“China’s gas pipeline will be burned,” chanted a group of protesters in Myanmar this week on the route of a Chinese pipeline.
Hailed by China as a symbol of “mutually beneficial cooperation,” the pipeline has become a target for public anger over perceptions Beijing is backing the junta that seized power in a Feb. 1 coup.
The rise in anti-China sentiment has raised questions in Myanmar business circles and in China, not only over the surge of Chinese investment in recent years but for billions of dollars earmarked for a strategic neighbor on Beijing’s “Belt and Road” infrastructure plan.
“Chinese business, Out! Out!,” the dozen or so protesters shouted in Mandalay city, a staging point on pipelines across Myanmar from the Indian Ocean to China. Social media carried many more threats.
The gas pipeline, which carries gas from Myanmar’s offshore fields, opened in 2013, as Myanmar’s military was starting democratic reforms.
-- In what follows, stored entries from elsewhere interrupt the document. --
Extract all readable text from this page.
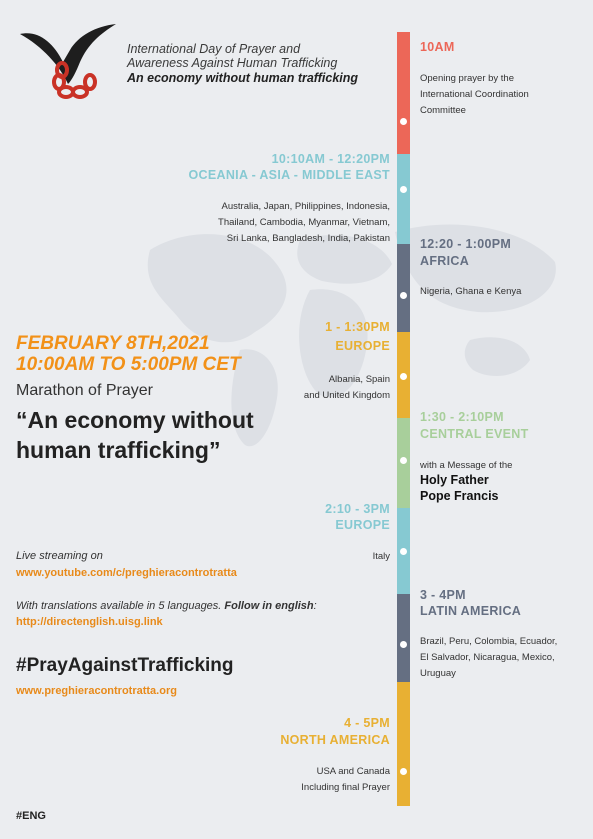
International Day of Prayer and
Awareness Against Human Trafficking
An economy without human trafficking
FEBRUARY 8TH,2021
10:00AM TO 5:00PM CET
Marathon of Prayer
“An economy without
human trafficking”
Live streaming on
www.youtube.com/c/preghieracontrotratta
With translations available in 5 languages. Follow in english:
http://directenglish.uisg.link
#PrayAgainstTrafficking
www.preghieracontrotratta.org
#ENG
10AM
Opening prayer by the
International Coordination
Committee
10:10AM - 12:20PM
OCEANIA - ASIA - MIDDLE EAST
Australia, Japan, Philippines, Indonesia,
Thailand, Cambodia, Myanmar, Vietnam,
Sri Lanka, Bangladesh, India, Pakistan 12:20 - 1:00PM
AFRICA
Nigeria, Ghana e Kenya
1 - 1:30PM
EUROPE
Albania, Spain
and United Kingdom
1:30 - 2:10PM
CENTRAL EVENT
with a Message of the
Holy Father
Pope Francis
2:10 - 3PM
EUROPE
Italy
3 - 4PM
LATIN AMERICA
Brazil, Peru, Colombia, Ecuador,
El Salvador, Nicaragua, Mexico,
Uruguay
4 - 5PM
NORTH AMERICA
USA and Canada
Including final Prayer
The $1.5-billion, 770-km (480 mile) oil pipe alongside, bringing crude mainly from the Middle East, started in 2017 under the government of elected leader Aung San Suu Kyi, who is now detained and facing an array of charges.
A PetroChina official who declined to be identified said there had been no problems with the operation of the oil pipeline—the only source of crude for the state energy giant’s refinery in Kunming, Yunnan province.
Protests over the pipeline flared after a Myanmar government document leaked from a Feb. 24 meeting showed Chinese officials had asked Myanmar’s junta to provide better security—and intelligence on ethnic minority armed groups on the pipeline route.
Reuters was unable to reach officials in Myanmar for comment on the document.
“Safeguarding the security of bilateral cooperation projects is the common responsibility of both China and Myanmar,” China’s foreign ministry said in response to questions on the document, reiterating its call for “all sides in Myanmar to exercise calm and restraint” and to resolve their differences.
“This would also benefit the secure operations of bilateral cooperation projects,” it said.
China did not immediately respond to a question on anti-China sentiment.
Billions of dollars had been earmarked for such projects, including an economic corridor ending at a $1.3 billion deepwater port, industrial zones, a new city next to the commercial hub of Yangon and a railway to the border.
“Hostile public opinion will inflict long-term threats and damage to China’s plan,” said Yun Sun, director of the China Program at the Washington-based Stimson Center.
She pointed in particular to the damage done to Beijing’s reputation over the Myitsone Dam project, which was shelved in 2011 amid a local outcry – prompting a concerted effort by China to cultivate the public as well as political leaders.
“Public opinion has been treated as a priority for China’s policy in Myanmar,” she said.